I'm trying to lose a few pounds that I've put on in the last few months, and I love those cranberry raisins -- are those good to eat when I'm trying to lose weight?

The answer is not a simple yes or no. In fact, in order to answer it fully, you must consider where you're getting your cranberry raisins (more often known as "craisins") and what's on the ingredients list.

Nutritional Benefits of Cranberries

It's true that alone and unadorned, cranberries are almost a perfect diet food, as they are high in nutritional value and fiber while being low in carbohydrates and calories.

Although some actually the mouthy-puckering tartness of raw cranberries, unfortunately for most people plain cranberries are much too tart to enjoy, which is where people start to get into healthy diet trouble.

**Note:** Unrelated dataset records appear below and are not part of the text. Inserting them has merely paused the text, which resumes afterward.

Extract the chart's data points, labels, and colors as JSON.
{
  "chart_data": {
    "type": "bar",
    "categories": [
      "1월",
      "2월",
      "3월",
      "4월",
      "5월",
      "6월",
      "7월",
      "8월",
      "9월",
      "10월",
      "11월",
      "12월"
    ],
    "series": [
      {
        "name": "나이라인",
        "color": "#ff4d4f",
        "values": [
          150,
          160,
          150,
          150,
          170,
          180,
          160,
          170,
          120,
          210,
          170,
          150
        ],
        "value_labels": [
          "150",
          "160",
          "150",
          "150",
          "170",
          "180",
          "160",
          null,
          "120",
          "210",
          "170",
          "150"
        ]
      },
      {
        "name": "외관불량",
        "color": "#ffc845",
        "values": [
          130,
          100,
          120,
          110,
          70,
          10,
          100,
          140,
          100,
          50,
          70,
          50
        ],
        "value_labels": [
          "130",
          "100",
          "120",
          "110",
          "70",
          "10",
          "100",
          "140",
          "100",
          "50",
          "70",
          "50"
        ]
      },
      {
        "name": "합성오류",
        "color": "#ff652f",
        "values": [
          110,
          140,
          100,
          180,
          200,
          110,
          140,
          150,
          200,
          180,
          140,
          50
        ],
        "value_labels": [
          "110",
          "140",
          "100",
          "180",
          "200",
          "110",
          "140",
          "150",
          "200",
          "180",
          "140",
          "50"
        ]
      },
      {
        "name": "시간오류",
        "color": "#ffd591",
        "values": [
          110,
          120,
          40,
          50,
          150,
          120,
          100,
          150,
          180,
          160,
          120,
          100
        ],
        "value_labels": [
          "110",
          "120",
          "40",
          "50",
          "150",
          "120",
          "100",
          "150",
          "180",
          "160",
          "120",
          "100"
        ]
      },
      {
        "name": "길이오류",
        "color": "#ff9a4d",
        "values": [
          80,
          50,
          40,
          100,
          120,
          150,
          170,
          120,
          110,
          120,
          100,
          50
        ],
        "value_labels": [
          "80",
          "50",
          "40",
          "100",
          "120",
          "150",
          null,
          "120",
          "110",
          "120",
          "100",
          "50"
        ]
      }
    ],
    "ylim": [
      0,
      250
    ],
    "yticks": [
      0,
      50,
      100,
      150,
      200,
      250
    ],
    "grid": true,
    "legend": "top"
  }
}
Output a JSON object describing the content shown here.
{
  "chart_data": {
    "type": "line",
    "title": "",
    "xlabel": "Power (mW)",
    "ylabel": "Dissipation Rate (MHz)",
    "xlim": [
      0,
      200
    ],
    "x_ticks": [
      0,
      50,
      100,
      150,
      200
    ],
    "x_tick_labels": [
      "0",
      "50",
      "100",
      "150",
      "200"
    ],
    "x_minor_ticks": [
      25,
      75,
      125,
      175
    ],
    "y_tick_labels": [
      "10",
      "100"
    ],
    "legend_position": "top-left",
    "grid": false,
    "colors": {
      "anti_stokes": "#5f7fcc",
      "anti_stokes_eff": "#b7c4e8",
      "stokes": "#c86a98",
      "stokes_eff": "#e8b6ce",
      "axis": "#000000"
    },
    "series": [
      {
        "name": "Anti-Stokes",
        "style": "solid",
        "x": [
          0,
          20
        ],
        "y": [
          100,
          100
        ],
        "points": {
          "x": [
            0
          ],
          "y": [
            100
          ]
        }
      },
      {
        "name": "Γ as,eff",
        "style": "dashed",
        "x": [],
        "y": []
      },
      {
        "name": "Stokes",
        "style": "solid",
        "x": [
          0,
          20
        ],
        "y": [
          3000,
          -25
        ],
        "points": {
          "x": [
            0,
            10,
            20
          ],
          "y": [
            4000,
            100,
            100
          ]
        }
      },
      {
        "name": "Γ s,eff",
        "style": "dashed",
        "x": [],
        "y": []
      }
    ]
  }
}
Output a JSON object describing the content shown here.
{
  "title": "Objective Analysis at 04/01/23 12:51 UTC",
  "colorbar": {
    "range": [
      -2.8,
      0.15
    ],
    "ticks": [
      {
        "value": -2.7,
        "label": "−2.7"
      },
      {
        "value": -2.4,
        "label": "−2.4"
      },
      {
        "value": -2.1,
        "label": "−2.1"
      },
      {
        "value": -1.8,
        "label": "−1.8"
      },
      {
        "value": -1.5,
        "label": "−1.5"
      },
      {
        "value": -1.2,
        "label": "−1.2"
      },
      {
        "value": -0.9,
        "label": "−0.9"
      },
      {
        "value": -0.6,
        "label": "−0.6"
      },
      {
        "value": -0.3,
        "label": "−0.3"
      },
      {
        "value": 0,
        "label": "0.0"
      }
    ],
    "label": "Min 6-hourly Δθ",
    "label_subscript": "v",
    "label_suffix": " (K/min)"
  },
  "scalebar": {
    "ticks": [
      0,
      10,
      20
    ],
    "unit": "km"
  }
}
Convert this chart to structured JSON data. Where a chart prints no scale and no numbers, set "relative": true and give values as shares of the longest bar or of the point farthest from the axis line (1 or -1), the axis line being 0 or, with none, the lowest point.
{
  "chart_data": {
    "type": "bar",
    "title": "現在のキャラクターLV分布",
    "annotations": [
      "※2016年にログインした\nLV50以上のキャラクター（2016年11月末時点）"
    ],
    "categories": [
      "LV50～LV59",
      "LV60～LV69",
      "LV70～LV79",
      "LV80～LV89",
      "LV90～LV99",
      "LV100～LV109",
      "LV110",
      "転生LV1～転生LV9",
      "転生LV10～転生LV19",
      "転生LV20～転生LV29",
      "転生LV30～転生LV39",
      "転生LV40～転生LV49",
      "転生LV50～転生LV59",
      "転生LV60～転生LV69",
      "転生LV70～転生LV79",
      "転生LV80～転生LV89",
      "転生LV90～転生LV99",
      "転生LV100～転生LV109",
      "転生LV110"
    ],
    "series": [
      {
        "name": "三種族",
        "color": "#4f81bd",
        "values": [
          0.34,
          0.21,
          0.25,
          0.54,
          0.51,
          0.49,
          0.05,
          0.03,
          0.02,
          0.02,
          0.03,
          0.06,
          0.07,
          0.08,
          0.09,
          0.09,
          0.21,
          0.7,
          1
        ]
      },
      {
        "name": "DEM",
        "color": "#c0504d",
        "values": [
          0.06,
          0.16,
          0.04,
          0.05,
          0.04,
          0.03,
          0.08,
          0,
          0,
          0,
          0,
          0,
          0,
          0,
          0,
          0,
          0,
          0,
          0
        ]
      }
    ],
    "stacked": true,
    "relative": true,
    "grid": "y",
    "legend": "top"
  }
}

The Problem Is Added Sugar

Due to their incredibly tart natural taste, most commercial cranberry products available are loaded with added sugar. Get this: when it comes to most store-bought "craisins," one-third of a cup of dried cranberries can contains 2 tablespoons of sugar! The addition of the sugar changes dried cranberries from a very low-carb fruit to a high-carb choice. But that's not to say that all dried cranberry products contain added sugars.

Today, it's getting easier to find reduced-sugar or sugar-free dried cranberries, but you must check labels carefully.

How to Make Your Own Low-Carb Dried Cranberries

It was this very problem (added sugar, that is) that inspired finding out a way to dry cranberries with artificial sweetener. It turns out that due to the soluble fiber in them, which attracts water, it is a bit trickier than drying cranberries with traditional refined sugar.

But, here's a way that works, and it isn't too difficult:


  • 1 (12-ounce) bag fresh whole cranberries
  • 1 cup sugar substitute of your choice (can vary to taste)
  • 1/2 cup water


  1. Heat oven to 200 degrees F.
  2. Put cranberries in large skillet, and pick through to remove soft and/or brown ones.
  3. If sweetener is powdered, dissolve in water. (comparison of sources of "liquid Splenda"). Pour over cranberries and stir.
  4. Heat on medium high until cranberries pop, about 4-5 minutes. Stir every minute or two. When all seem popped, turn off the burner and let them cool for 10 minutes.
  5. Squish them down with the back of a large spoon. Don't worry if it seems they are melding together. Let cool another 5 minutes or so.
  6. Cover baking sheet with three layers of paper towels and a piece of parchment paper. (I'm sure this would work great in a food dehydrator, but I don't have one.)
  7. Spread cranberries on the parchment. Have faith -- they will mostly "individuate" again as they dry. If unpopped ones remain, squish them down now.
  1. Put in oven and turn heat down to 150 F.
  2. In 2 to 4 hours, replace parchment and flip paper towels over. (You don't have to do this, but it speeds up the process.)
  3. Start checking after 6 hours. Total time depends upon humidity and other factors. It usually takes me about 8 hours. It also depends on whether you want to dry them to the point where they still have some "give" or whether you like them "crispier".
  4. Separate them, and store covered (zip-type bags work well).

Carb Count: The whole recipe has 25 grams of effective carbohydrate and 16 grams of fiber.